Com o "soma", a "droga contra os males da alma", se se tomam dois gramas, o mal é uma irrealidade.

Mas, o Selvagem a evitava exatamente porque tirava sua liberdade de pensar livremente.

Depois da morte de Linda, sua mãe, ele foge daquele mundo que para ele não fazia sentido, não tinha liberdade de pensar, de ler e se isolar.

E assim faz. Encontra um farol abandonado e lá passa a viver. Ali, subindo nas escadarias apreciava pelas janelas, paisagem belíssima.

Havia na sua comunidade a prática religiosa do açoite. O Selvagem é surpreendido se autoflagelando com um chicote, por três membros daquele mundo que desprezara.

Dias depois, helicópteros o encontram, repórteres tentam entrevistá-lo e, a partir dai, não teve mais paz.

Suas imagens e as chicotadas eram passadas e repassadas nas telas do “cinema sensível”.

Os helicópteros chegavam em grande número.

Todos impressionados com o uso do chicote que aplicara em si mesmo e a uma mulher linda que dele se aproximara numa daquelas invasões.

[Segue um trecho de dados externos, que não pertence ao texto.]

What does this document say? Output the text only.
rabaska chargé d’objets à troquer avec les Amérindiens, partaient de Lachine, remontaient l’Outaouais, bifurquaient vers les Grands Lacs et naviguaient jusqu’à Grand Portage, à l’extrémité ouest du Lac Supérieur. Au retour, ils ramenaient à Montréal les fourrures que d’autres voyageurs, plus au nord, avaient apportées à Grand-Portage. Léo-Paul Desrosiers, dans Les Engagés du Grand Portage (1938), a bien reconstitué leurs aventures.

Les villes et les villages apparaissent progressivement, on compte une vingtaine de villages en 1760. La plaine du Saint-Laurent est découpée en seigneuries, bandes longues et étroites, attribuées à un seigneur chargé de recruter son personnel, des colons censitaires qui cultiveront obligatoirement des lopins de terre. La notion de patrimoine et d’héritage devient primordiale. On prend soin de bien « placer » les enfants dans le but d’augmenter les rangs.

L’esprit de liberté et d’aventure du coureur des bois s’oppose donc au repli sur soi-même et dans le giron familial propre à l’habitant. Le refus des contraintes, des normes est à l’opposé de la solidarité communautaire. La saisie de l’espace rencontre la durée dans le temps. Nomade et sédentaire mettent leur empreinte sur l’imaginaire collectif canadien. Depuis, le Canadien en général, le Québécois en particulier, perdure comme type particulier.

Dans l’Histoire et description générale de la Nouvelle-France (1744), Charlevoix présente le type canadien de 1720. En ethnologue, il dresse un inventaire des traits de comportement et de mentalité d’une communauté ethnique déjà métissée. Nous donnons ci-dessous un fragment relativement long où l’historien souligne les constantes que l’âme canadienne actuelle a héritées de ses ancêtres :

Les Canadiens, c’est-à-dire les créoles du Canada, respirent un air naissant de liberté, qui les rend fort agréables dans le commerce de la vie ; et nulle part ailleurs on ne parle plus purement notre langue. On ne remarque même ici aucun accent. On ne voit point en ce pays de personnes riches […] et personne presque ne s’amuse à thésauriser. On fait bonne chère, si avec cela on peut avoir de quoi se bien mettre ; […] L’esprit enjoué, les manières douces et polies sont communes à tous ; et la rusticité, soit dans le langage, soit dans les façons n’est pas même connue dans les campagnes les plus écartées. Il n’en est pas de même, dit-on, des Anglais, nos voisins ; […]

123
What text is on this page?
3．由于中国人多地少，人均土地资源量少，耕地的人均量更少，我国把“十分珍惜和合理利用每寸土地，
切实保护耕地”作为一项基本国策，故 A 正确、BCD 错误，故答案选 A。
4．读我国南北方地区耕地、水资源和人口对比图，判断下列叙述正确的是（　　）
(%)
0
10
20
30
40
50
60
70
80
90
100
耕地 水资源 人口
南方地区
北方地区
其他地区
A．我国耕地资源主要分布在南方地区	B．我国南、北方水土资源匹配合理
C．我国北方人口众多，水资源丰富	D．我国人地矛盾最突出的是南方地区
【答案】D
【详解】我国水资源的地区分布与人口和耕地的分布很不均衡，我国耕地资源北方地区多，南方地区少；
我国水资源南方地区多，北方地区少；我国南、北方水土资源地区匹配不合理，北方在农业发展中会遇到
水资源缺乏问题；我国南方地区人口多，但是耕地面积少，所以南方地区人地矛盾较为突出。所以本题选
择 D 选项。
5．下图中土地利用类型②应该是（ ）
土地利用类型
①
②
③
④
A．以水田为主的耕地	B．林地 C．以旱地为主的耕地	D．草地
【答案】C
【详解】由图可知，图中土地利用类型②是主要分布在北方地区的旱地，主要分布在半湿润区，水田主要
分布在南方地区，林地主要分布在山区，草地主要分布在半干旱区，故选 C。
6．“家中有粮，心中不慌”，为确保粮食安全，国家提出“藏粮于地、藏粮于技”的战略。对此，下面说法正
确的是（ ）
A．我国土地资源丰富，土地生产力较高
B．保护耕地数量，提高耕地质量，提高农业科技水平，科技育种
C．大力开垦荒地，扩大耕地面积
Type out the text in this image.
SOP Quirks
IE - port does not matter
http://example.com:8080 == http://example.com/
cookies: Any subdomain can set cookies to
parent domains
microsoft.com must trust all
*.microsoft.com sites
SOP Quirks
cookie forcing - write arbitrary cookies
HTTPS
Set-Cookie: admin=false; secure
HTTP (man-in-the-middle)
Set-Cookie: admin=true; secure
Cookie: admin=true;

Tantos os assédios, tantos os repórteres que perguntara na sua angústia:
                           
— O que querem de mim?

E a resposta:

— Nós-queremos-o-chicote! - gritou um grupo no extremo da linha. Nós-queremos-o-chicote!
                  
Num outro dia os invasores chegaram. O farol estava em silêncio. Eles nele entraram, subiram as escadas e viram os pés do Selvagem girando, girando.

              
“Moral da história”: muitas morais podem ser identificadas, como o desprezo pela pobreza sem ajuda, a descoberta da violência por aquelas mentes condicionadas que a transformam em diversão, o uso das drogas que afetam a própria consciência, a liberdade sexual se avolumando, o domínio da televisão de má qualidade, o excesso de seitas religiosas... e por aí vai.

Nestes tempos nos quais desponta um mundo nada admirável.